Pope set for Myanmar peace push next month
POPE Francis will push for peace during his visit to mainly-Buddhist Myanmar, a church official said yesterday, a trip that plunges the pontiff into the centre of a simmering religious conflict which has sparked an exodus of Muslim Rohingya.
Myanmar’s western Rakhine state has been torn apart by communal bloodshed, sending more than 520,000 Rohingya racing over to neighbouring Bangladesh since late August.
The leader of the world’s Catholics will visit both nations on a highly charged trip in late November – although there are currently no plans to stop in strife-torn Rakhine or the refugee camps in Bangladesh.
“We don’t know yet what will be in his speech . . . but he is coming for the sake of the country and he will be talking about peace,” Father Mariano Soe Naing, a spokesman for the Catholic Bishop’s Conference of Myanmar, said.

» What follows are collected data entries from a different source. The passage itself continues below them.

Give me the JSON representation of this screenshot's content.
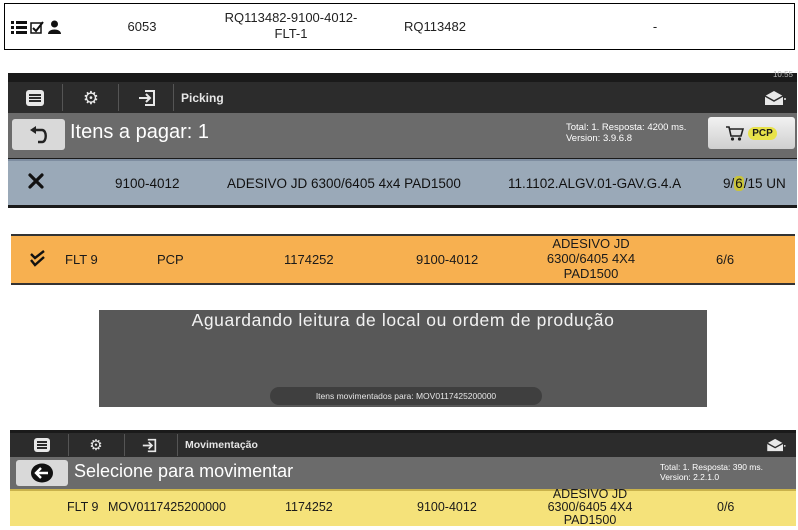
{
  "top_row": {
    "id": "6053",
    "order_code": "RQ113482-9100-4012-FLT-1",
    "order_code_line1": "RQ113482-9100-4012-",
    "order_code_line2": "FLT-1",
    "request": "RQ113482",
    "dash": "-"
  },
  "picking": {
    "status_time": "10:55",
    "toolbar_title": "Picking",
    "items_title": "Itens a pagar: 1",
    "status_line1": "Total: 1. Resposta: 4200 ms.",
    "status_line2": "Version: 3.9.6.8",
    "pcp_label": "PCP",
    "row": {
      "code": "9100-4012",
      "description": "ADESIVO JD 6300/6405 4x4 PAD1500",
      "location": "11.1102.ALGV.01-GAV.G.4.A",
      "qty_a": "9/",
      "qty_b": "6",
      "qty_c": "/15 UN"
    }
  },
  "orange_row": {
    "line": "FLT 9",
    "type": "PCP",
    "order": "1174252",
    "code": "9100-4012",
    "desc_line1": "ADESIVO JD",
    "desc_line2": "6300/6405 4X4",
    "desc_line3": "PAD1500",
    "qty": "6/6"
  },
  "waiting": {
    "message": "Aguardando leitura de local ou ordem de produção",
    "toast": "Itens movimentados para: MOV0117425200000"
  },
  "movimentacao": {
    "toolbar_title": "Movimentação",
    "select_title": "Selecione para movimentar",
    "status_line1": "Total: 1. Resposta: 390 ms.",
    "status_line2": "Version: 2.2.1.0",
    "row": {
      "line": "FLT 9",
      "mov": "MOV0117425200000",
      "order": "1174252",
      "code": "9100-4012",
      "desc_line1": "ADESIVO JD",
      "desc_line2": "6300/6405 4X4",
      "desc_line3": "PAD1500",
      "qty": "0/6"
    }
  },
  "colors": {
    "toolbar": "#2c2c2c",
    "subbar": "#6b6b6b",
    "pick_row": "#9aa9b8",
    "orange_row": "#f7b050",
    "yellow_row": "#f5e27a",
    "highlight": "#e8e24a"
  },
  "icons": [
    "list-icon",
    "checkbox-icon",
    "user-icon",
    "menu-icon",
    "gear-icon",
    "login-icon",
    "mail-icon",
    "back-arrow-icon",
    "cart-icon",
    "close-icon",
    "double-check-icon",
    "left-arrow-circle-icon"
  ]
}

“There won’t be any interfaith meetings [in Myanmar] because of the lack of time,” he added.
He will talk with de facto leader Aung San Suu Kyi, a Nobel Peace Prize laureate who has sparked international dismay for her perceived lack of sympathy towards the Rohingya and unwillingness to condemn alleged atrocities by the army.
Myanmar has a small roughly half a million Catholic population. The Southeast Asian nation and theVatican only established full diplomatic relations in May, after Suu Kyi met Pope Francis during a European tour.